A Town By Any Other Color

It was April 6, 1837 and the end of season races left the fox hunting fellows with time, and paint on their hands. The eccentric Marquis of Waterford and a few of his cronies, decided the town should match their hunting “pinks”, which are actually red melton cloth. Thus was born “painting the town red”.

Coals to Fire the Funny Bone

In 1905, coal tar product salesman, Soren Sorenson Adams, (Sammy to his friends) noticed that the leavings of his goods, black dust, had the power to invoke earth shattering sneezes. He began to investigate it’s giggle potential, sprinkling it through hotel keyholes, outdoors where bands played, and once, at a trapshooting competition. When he put it on the market under the name of Cachoo, one Philadelphia buyer purchased 70,000 bottles in the first three months. Cachooooooooooo! Bless you.

He Was A Real Card

After acing the sneeze powder, S. S. Adams became a real life joker, inventing over 700 of the most popular practical jokes, including squirting flowers, snakes in jars, and the famous dribble glass. For which, the joke would be outta this world. Dribble glasses do not work in space. Why? Surface tension, and no gravity. Water tends to cling to things (like dog’s feet crossing your kitchen floor). This is why water dribbles down a victim’s chin instead of falling in drops. In space it would likely run up your nose.

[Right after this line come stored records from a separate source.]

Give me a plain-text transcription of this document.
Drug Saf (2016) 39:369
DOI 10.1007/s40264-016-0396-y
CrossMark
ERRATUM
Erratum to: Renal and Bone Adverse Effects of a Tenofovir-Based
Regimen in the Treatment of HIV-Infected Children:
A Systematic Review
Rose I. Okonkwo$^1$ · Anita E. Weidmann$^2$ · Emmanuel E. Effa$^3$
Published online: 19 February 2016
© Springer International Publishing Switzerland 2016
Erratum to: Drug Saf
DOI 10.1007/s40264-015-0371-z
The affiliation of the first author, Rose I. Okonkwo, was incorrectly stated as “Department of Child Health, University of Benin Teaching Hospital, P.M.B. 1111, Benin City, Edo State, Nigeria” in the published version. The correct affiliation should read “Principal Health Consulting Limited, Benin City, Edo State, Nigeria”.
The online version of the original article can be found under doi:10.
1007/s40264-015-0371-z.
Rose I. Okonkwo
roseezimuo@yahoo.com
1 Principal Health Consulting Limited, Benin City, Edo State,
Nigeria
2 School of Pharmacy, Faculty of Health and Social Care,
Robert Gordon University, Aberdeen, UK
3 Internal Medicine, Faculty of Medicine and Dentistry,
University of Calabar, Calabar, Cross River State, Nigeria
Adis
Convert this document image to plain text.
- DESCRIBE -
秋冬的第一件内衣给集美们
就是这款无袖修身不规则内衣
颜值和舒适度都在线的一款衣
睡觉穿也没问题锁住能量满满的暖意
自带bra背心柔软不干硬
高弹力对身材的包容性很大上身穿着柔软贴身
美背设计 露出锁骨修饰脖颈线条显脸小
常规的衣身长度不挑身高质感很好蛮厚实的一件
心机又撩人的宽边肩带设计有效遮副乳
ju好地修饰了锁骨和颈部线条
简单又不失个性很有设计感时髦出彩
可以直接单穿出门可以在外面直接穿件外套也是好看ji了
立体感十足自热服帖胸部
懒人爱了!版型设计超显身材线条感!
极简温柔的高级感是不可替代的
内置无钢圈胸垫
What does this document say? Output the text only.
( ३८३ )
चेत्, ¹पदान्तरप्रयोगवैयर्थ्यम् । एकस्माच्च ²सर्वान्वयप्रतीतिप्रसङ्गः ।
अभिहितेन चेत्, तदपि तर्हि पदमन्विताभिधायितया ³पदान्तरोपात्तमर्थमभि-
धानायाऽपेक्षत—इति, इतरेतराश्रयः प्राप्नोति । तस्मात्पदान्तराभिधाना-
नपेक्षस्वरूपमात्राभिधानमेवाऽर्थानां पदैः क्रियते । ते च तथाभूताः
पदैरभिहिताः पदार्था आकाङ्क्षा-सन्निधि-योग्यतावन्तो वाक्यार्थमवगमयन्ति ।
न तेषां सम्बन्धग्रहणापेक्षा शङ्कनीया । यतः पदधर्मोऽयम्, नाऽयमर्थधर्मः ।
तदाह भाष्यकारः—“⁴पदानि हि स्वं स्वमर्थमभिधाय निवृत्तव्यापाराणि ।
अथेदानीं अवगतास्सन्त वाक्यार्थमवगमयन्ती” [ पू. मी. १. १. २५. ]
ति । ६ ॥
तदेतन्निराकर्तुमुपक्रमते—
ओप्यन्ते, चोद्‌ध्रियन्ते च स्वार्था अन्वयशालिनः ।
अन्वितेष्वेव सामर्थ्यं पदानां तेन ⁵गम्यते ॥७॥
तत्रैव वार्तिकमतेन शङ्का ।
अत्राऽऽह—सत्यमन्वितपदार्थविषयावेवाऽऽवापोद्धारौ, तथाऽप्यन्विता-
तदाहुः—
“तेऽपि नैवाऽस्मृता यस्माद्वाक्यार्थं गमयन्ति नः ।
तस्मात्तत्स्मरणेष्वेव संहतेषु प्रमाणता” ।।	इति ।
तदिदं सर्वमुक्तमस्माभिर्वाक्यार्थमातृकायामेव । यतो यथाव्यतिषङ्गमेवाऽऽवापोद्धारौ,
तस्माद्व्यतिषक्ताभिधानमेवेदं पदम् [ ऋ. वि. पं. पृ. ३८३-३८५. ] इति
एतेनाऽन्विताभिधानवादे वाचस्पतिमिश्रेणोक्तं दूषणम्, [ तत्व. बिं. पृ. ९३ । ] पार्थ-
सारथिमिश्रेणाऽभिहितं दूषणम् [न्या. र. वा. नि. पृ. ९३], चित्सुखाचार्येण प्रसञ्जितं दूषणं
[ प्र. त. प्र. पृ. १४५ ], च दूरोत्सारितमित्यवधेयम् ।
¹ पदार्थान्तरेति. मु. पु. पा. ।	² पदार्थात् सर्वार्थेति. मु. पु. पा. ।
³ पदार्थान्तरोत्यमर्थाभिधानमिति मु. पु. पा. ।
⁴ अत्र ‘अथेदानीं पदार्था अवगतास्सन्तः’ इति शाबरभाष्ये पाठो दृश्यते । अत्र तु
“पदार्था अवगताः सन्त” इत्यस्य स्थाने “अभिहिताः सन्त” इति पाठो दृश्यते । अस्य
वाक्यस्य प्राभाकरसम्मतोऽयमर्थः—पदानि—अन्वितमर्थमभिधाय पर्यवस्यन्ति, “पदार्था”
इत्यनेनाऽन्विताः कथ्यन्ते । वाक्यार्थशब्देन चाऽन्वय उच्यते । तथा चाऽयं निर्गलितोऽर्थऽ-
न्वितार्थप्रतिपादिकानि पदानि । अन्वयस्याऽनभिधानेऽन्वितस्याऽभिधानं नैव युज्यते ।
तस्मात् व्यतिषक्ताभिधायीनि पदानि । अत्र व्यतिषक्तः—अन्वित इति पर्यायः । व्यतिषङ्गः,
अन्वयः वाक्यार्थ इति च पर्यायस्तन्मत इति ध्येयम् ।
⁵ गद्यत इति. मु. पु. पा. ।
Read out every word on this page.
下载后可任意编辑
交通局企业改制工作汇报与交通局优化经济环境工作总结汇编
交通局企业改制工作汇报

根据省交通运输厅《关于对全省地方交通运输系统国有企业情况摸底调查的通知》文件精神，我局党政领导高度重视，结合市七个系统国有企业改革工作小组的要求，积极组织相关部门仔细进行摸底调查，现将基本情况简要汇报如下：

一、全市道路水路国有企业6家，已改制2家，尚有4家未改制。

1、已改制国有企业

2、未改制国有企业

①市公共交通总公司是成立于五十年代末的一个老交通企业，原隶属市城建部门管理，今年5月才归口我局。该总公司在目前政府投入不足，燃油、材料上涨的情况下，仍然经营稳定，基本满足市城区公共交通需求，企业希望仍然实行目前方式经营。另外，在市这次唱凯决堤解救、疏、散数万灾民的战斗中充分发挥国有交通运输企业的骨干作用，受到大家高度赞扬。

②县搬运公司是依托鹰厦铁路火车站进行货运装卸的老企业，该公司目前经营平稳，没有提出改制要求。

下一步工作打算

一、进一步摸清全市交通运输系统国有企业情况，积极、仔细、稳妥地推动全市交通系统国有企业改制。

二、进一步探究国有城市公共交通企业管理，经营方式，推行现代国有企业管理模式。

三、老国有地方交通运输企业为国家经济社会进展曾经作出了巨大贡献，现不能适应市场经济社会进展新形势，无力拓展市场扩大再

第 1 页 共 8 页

He Was Real…No He Wasn’t…He Was…No He Wasn’t..

German folklore is rich in the stories of one Till Eulenspiegel, major prankster, said to have lived in the 14th century. “Eulenspiegel” literally means “owl mirror”, and people theorised that in his stories, Till was wisely holding a mirror up, so people could see themselves in the tales.  It was also a fairly common name at the time. It was also suspected of being the vulgar expression “Ul’n speghel” or to wipe one’s arse; an interpretation that would have fit right in with his humorous stories of practical jokes. A 1500 A.D. book about his life, contains a preface written by “N”, someone who claims to know little of Latin or high learning, but who appears to know more than a latter day historian could, about Till’s day to day life of laughter, lived from 1290-1350. Bringing people to wonder, if the real joke, was not the forging of the stories.

Real or not, the character of Eulenspiegel had the engaging habit, whenever he had pulled some particularly good piece of foolery, to write with chalk or coal over the door: “Hic fuit (He was here).  So at least now we know where “Kilroy” (was here) was born.